Functions are called with two elements, the context object and the event object. The event object describes the data and metadata of the incoming event, it is generalized in a way that decouple the actual event source from the function, the same function can be driven by multiple types of event sources. A Function can accept a single event or an array of events (e.g. when using a stream). Event object is accessed through interfaces (methods), to enable zero-copy, eliminate serialization overhead and add robustness, they can also be consumed as a JSON object which may add some serialization and deserialization overhead. There are common event object interfaces such as EventID(), Body(), ContentType(), Headers(), Fields(), AsJson(), etc. There are also event object interfaces which are class specific.

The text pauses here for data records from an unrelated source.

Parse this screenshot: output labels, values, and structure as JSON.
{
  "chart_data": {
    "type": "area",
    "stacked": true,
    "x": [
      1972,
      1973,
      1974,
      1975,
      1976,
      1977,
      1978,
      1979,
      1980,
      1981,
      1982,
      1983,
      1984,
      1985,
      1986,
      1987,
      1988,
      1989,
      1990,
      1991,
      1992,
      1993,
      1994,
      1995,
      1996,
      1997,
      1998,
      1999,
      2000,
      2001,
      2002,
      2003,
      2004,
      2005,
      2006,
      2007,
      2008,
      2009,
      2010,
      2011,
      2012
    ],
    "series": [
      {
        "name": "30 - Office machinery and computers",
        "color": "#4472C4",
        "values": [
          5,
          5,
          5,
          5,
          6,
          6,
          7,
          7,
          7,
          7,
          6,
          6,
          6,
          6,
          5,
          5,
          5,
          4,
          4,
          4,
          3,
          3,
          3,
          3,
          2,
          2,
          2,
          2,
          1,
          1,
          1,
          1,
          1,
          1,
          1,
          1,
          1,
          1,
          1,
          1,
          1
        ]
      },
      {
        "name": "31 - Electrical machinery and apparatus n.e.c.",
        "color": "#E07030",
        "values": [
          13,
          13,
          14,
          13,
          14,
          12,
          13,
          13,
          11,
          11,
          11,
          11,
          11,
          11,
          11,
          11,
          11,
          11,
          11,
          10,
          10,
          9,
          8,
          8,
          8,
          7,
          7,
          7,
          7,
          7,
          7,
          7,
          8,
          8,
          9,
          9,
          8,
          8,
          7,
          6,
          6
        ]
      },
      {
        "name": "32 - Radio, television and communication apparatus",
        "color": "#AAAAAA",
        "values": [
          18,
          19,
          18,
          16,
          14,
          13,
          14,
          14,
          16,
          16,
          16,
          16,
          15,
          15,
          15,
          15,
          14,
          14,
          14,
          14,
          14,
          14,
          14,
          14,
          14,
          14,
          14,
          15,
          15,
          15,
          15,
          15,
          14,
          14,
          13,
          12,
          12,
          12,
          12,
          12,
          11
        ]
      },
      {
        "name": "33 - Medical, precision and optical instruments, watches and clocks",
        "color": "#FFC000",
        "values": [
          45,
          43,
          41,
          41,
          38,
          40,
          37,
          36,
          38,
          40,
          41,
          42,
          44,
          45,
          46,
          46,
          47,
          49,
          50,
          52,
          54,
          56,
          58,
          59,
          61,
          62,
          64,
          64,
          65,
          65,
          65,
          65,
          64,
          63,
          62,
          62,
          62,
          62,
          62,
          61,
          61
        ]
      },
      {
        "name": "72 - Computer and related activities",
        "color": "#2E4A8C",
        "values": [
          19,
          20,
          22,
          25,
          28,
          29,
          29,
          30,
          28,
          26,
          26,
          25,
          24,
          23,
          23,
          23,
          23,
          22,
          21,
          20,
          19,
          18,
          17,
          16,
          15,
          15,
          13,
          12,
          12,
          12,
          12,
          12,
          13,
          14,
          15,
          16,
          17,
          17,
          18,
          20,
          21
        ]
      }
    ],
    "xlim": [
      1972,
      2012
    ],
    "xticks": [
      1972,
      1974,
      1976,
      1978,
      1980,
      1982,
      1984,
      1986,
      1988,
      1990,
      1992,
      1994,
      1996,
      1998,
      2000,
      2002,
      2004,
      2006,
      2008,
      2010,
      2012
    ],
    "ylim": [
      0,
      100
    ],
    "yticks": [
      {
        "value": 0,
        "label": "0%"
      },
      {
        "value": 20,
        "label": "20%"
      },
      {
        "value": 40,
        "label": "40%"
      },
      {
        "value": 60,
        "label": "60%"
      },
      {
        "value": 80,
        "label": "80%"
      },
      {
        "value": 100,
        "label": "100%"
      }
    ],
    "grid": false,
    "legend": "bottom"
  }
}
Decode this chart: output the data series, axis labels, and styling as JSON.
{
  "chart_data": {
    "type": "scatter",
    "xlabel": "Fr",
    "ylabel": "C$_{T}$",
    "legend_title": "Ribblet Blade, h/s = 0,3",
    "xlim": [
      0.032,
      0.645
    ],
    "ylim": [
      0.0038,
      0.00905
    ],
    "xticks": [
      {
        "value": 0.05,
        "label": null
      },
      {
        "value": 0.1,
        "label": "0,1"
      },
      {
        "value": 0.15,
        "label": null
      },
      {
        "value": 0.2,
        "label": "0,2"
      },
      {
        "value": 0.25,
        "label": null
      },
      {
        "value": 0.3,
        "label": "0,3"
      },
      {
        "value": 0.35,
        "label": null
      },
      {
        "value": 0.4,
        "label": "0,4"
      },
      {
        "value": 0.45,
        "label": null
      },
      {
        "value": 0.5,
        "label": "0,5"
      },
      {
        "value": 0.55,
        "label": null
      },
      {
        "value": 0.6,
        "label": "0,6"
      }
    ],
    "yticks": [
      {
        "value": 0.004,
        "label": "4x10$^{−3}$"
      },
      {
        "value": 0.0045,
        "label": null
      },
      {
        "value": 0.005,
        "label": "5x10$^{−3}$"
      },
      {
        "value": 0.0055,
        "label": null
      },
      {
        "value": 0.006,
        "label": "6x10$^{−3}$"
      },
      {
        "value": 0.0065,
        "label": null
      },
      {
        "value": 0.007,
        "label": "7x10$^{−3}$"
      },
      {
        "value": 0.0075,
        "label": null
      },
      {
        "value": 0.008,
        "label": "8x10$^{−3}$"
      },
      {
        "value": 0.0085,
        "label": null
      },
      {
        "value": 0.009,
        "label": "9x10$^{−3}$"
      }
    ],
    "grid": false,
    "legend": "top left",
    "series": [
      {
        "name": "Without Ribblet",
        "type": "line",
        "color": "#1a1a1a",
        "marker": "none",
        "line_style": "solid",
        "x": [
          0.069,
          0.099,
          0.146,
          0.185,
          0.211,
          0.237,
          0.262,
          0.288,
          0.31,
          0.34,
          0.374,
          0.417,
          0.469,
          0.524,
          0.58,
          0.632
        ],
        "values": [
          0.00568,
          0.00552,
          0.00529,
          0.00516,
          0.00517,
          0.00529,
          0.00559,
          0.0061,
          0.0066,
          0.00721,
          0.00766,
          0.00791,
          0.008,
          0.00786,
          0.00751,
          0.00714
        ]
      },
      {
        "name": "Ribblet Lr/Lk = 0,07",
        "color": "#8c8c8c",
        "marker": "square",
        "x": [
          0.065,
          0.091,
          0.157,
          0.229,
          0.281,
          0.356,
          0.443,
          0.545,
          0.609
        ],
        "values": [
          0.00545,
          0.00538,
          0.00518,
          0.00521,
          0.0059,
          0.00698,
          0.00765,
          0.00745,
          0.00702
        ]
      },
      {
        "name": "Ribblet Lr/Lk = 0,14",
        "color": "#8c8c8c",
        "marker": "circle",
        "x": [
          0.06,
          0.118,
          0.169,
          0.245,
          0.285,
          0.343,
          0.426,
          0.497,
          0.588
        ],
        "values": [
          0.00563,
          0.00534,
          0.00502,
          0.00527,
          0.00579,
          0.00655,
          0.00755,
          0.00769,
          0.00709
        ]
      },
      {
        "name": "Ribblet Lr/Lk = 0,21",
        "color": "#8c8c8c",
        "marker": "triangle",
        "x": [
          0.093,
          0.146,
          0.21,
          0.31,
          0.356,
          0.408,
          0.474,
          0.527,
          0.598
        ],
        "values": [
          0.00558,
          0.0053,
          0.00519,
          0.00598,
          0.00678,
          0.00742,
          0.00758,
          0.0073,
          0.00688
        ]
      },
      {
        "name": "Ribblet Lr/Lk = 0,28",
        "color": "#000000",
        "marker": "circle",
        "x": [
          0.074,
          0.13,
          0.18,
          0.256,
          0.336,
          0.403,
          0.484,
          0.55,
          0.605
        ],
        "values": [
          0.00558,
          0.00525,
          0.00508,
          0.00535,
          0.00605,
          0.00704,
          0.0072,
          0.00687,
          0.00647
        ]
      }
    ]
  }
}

Function Build and Deployment flow

The development flow starts with an implementation of the function in one of the supported languages followed by building the artifacts (a code binary, package, or container image), deploying the function on the destination cluster and feeding that with events and data, as illustrated in the following diagram.

deployment-flow

Each function has a function spec per version, the function spec includes different aspects of the function such as its code, its data binding, environment resources, credentials and its event sources. The function spec can be written in YAML or JSON, and can be specified or overwritten using command line options. The function spec is used by the builder for the compilation phased and the controller to the deduce the right operating requirements for the function.

The user can control whether to build and deploy in a single operation or to run each step separately. A “build” command only compile the function and build the artifact, so it can later be used by one or more deployments of the function. The “run” command can accept sources, build and deploy the function or alternatively skip the build and deploy an existing artifact.

A user can control the exact build flags through an optional build.yaml file placed in the same directory with the function sources. nuclio supports versioning. User can publish a new version of a function and tagged with aliases to reference it. nuclio provides the ability to run different versions of the same function simultaneously (for example in the case of production version and beta one). The event source mapping can either specify the exact function version or utilize the aliasing thus removing the need to change the event source mapping when a newer version is published.